Un rare masque en ivoire du Benin, qui a refait surface en novembre dernier comme l’un des tresors de la collection Al-Thani a Paris, a ete retire d’une vente aux encheres a Londres il y a un peu plus d’une decennie a la suite d’une controverse sur son statut.

Le masque en ivoire du Benin, l’un des cinq seuls exemplaires connus de ce type, devait etre mis aux encheres chez Sotheby’s en fevrier 2011, avec une estimation de 3,5 a 4,5 millions de livres sterling. Mais quelques jours apres avoir annonce la vente, la maison de vente aux encheres l’a annulee, declarant a l’epoque qu’elle l’avait fait « a la demande des expediteurs [du masque] ».

Les expediteurs en question etaient des descendants de Sir Henry Lionel Galway, un officier superieur colonial au Nigeria qui a pris part a l’expedition punitive britannique de 1897. Cette incursion de 1 200 soldats britanniques a capture et saccage Benin City (situe dans le Nigeria moderne), volant des milliers de artefacts, qui ont ete emmenes en Grande-Bretagne et finalement disperses dans des musees et des collections du monde entier.

Bien qu’aucune revendication formelle n’ait ete faite sur le masque en ivoire avant la vente aux encheres de Sotheby’s en 2011, les protestations appelant au retour des objets beninois au Nigeria avaient commence a s’intensifier.

Le president nigerian de l’epoque, Goodluck Jonathan, aurait pris un interet personnel a l’affaire, tandis qu’Orobosa Omo-Ojo, un responsable du gouvernement de l’Etat d’Edo, qui contient la ville moderne de Benin, a declare que Sotheby’s devrait « s’abstenir de vendre le masque. Tout ce qui les fera ignorer cet appel du gouvernement de l’Etat d’Edo nous incitera a l’utiliser comme point de depart pour proteger nos proprietes intellectuelles », selon un rapport publie dans la Gazette du commerce des antiquites . Apres avoir annule la vente du masque en ivoire, Sotheby’s l’a rendu ainsi que cinq autres objets beninois a la famille qui les avait consignes.

La maison de vente aux encheres affirme qu’elle n’a pas ete impliquee dans la vente ulterieure du masque au cheikh Hamad bin Abdullah Al Thani, membre de la famille royale du Qatar, dont la vaste collection d’antiquites, de bijoux et d’ouvres d’art a ete exposee a l’Hotel de Paris. de la Marine en novembre dernier.

Un porte-parole de la collection Al-Thani a declare qu' »aucun avis de reclamation [sur le masque en ivoire] n’a ete recu » et qu’elle est « ouverte a l’exploration de partenariats culturels, d’echanges d’expositions et de manieres collaboratives d’exposer cet objet ». au Nigeria », ajoutant qu’il est « honore d’avoir presente ce chef-d’ouvre pour la premiere fois en 70 ans dans son espace museal a l’Hotel de la Marine ou il a ete un moment fort d’une exposition qui a reuni des objets exceptionnels de diverses civilisations et periodes… celebrant les grandes cultures du monde entier ».

Ces dernieres annees, la pression publique croissante pour la restitution des objets beninois pilles a incite de nombreux musees a les restituer volontairement. Cependant, aucun musee nigerian ne possede actuellement de masque en ivoire du Benin dans sa collection. Il existe quatre autres exemples connus en plus de celui de Paris. Ceux-ci sont situes au British Museum de Londres; le Musee Linden, Stuttgart; le Seattle Art Museum et le Metropolitan Museum of Art de New York.

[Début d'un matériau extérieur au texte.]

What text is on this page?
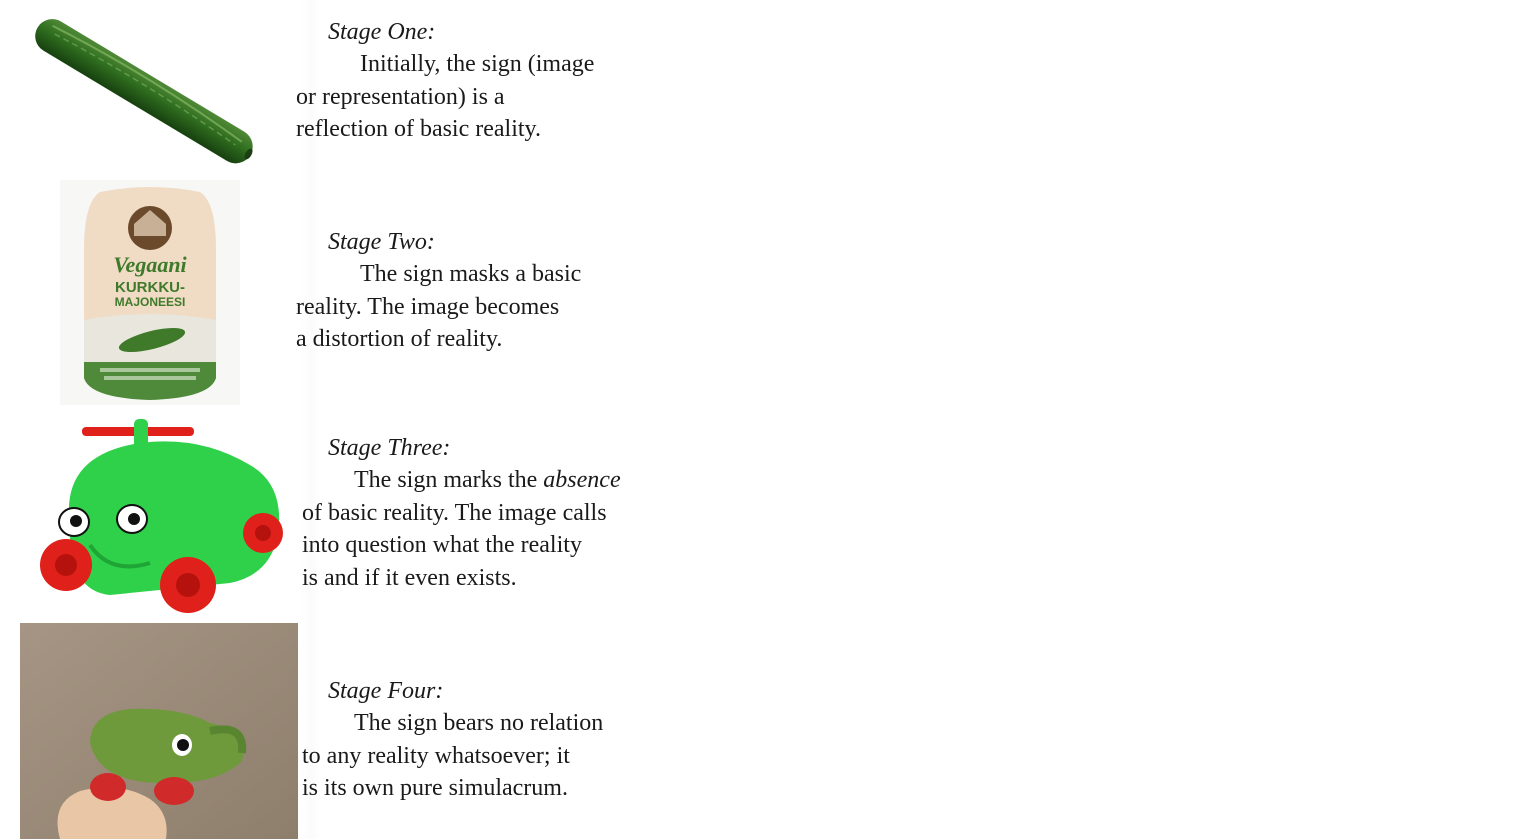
Vegaani
KURKKU-
MAJONEESI

Stage One:

Initially, the sign (image
or representation) is a
reflection of basic reality.

Stage Two:

The sign masks a basic
reality. The image becomes
a distortion of reality.

Stage Three:

The sign marks the absence
of basic reality. The image calls
into question what the reality
is and if it even exists.

Stage Four:

The sign bears no relation
to any reality whatsoever; it
is its own pure simulacrum.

La collection qatarienne fait actuellement l’objet d’un examen minutieux, selon le journal francais Le Monde, qui a fait etat de preoccupations plus larges concernant la provenance et l’authenticite d’ouvres de Syrie, d’Egypte et du Yemen, avec des suggestions selon lesquelles certaines pourraient avoir ete excavees illegalement de leur pays d’origine respectifs.

La collection Al-Thani affirme avoir acquis ces ouvres aupres de revendeurs etablis, consulte des experts independants a leur sujet et suivi les directives de diligence raisonnable standard lors de leur achat. Il a restitue des ouvres pour lesquelles il y avait des problemes d’authenticite et enquete sur les problemes de provenance par rapport a une autre ouvre, declarant dans un communique: « La collection traite toute allegation de ce type avec beaucoup de serieux ; il entreprend activement des recherches supplementaires et s’engage a mener une enquete approfondie pour evaluer les problemes souleves.